When I was asked a few weeks ago to add a “Blue Christmas” service to this week’s roster, I was encountering the idea for the first time. Since then I’ve learned that “Blue Christmas” is somewhat a fixture in the Christmas week lineup and that, no, you don’t arrive to play for it in an Elvis costume. “Blue Christmas,” I now know, is a time for people whose lives have been touched by sadness during the year (death of a spouse, loss of a job, etc.) to come for quiet reflection that isn’t so holly-jolly. It is a time to acknowledge personal suffering.
Tonight is “Blue Christmas.” I’ve been schooled about which hymns to play to set the proper mood. I’ve found some subdued arrangements of wintry lullabies for prelude and postlude. I guess I’m ready. But I’m certainly not sold on the concept.
I understand Christmastime is difficult for people who aren’t happy. Facing the holidays for the first time without a loved one–not being able to buy children presents because there’s no income–being alone in a strange city after a tough breakup–all make for feeling out of sorts in the festive milieu. I understand the need for comfort. But I don’t agree that we need to create a sub-holiday to provide it.
Over the past few years I’ve noticed a trend toward enshrining certain milestones of everyday life. You can buy beautiful (very costly) little charms for a bracelet to tell the story, in jewelry language, of baby’s first tooth, the day you passed your drivers’ license exam, your first cell phone, on and on. You can create elaborate scrapbooks with stickers, templates, and archival papers to tell the story, in two-dimensional design language, of your first stolen base, your worst haircut, and the first time you got stitches in the emergency room. You can stick ribbon-shaped magnets on your car to proclaim your desire to support troops, eliminate breast cancer, and neuter every stray dog. To me, adding a Christmas tree covered with blue lights for a service of personal lament is in the same spirit. We’re taking ourselves way too seriously.
Everybody over the age of thirty has had a few painful Christmases, some have had many. The season of Advent, particularly in the northern hemisphere, pushes one’s psyche hard into the realm of sadness and regret. Each person who is lamenting the lost spouse, lost job, the cancer diagnosis is probably matched by somebody sick with grief over having an affair, an abortion, beating his wife. There are some painful events we enshrine, others we have to bear alone in silence. I think Christmas, the Mass of Christ, offers hope to all who suffer–all who are “burdened and heavily laden.”
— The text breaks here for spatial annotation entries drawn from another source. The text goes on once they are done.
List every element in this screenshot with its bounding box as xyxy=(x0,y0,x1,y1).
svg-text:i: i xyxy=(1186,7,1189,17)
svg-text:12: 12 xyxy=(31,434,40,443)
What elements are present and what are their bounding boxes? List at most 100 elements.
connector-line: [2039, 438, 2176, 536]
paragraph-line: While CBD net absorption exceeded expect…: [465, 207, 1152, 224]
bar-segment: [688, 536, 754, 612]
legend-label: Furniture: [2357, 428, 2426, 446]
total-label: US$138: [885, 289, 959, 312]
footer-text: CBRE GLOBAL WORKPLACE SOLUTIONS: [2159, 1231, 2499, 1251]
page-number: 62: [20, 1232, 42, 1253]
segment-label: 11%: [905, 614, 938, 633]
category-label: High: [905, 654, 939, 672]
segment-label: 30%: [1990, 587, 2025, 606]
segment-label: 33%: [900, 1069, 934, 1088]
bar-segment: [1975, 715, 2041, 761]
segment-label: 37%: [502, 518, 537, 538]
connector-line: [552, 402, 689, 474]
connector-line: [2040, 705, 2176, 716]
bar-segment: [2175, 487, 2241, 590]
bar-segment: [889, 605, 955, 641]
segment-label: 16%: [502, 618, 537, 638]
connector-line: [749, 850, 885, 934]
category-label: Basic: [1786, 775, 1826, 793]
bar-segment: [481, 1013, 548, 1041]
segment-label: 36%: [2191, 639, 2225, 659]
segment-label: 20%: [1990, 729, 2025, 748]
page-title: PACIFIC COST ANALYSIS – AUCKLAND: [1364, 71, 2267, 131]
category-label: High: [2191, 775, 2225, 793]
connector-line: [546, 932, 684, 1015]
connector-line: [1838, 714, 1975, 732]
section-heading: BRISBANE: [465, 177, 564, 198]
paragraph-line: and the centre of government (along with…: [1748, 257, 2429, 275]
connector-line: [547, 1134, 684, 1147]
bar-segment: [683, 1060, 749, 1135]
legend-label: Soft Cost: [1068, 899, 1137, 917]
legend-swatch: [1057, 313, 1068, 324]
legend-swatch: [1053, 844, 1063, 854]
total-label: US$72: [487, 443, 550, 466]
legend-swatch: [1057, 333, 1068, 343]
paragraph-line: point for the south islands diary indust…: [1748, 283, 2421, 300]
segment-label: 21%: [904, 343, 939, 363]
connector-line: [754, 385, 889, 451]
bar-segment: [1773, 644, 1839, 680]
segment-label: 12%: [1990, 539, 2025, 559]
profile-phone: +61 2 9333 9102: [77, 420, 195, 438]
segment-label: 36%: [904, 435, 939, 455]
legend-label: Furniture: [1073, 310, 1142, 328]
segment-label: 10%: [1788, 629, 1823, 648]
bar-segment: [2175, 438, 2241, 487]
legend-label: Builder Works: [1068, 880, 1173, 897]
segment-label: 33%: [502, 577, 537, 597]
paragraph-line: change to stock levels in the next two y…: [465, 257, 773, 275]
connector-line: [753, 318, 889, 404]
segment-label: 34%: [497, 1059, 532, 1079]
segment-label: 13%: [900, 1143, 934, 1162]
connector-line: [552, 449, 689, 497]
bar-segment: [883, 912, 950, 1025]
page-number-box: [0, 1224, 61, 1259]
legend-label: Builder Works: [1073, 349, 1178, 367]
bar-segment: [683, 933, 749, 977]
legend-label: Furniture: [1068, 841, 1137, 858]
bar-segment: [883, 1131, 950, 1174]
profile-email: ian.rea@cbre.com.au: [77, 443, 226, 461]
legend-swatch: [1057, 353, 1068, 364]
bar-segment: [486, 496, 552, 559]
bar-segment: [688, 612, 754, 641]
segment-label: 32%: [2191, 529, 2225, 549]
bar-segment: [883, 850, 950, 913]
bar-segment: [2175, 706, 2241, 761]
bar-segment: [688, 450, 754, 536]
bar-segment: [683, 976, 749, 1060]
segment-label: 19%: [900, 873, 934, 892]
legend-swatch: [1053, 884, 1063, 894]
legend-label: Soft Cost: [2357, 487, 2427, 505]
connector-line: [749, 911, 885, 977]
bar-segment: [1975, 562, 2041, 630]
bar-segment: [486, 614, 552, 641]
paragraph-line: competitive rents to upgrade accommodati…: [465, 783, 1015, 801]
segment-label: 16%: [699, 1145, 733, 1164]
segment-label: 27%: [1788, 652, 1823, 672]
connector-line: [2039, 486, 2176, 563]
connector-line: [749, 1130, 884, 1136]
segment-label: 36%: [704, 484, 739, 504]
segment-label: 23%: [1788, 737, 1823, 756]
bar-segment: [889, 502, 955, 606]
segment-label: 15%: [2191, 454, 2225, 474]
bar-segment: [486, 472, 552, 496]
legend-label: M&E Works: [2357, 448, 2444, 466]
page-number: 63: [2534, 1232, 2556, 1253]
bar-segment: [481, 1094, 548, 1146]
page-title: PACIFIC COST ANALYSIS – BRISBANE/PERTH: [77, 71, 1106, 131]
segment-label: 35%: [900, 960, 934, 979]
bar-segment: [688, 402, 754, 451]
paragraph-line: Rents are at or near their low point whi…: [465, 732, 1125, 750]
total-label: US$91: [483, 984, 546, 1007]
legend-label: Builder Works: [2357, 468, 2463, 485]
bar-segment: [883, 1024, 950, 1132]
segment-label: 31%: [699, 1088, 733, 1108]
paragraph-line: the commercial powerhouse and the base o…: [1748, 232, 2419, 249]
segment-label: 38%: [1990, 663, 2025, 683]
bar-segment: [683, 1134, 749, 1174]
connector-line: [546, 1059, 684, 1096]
The complaint “Blue Christmas” has been promoted to address is that Christmas is too commercial, too family-oriented, too focused on hearty cheerfulness. I agree there are lots of problems with the way Christmas has evolved. My proposal, though, is to start correcting those problems and not to add another event, another set of decorations, another enshrining of personal distress. God decided to join us and live with us in all the messiness of our daily fare. We prepare for this miracle every year by reflecting on our own failings and losses. Finally, on Christmas morning, we get another small glimpse of God’s overwhelming grace. I hope those who suffer will on that day feel comfort and joy. I hope each will see his own small life in the human panorama where no life is untouched by sorrow and every life is offered light and peace. Sometimes it’s a relief to realize one’s own misery is not unique, that everybody experiences disappointment and injustice, and that happiness and peace are not the same thing. I don’t want a “Blue Christmas.” I want to sing the carols with all the other sinners and allow the old, old story to sink into my bones one more time.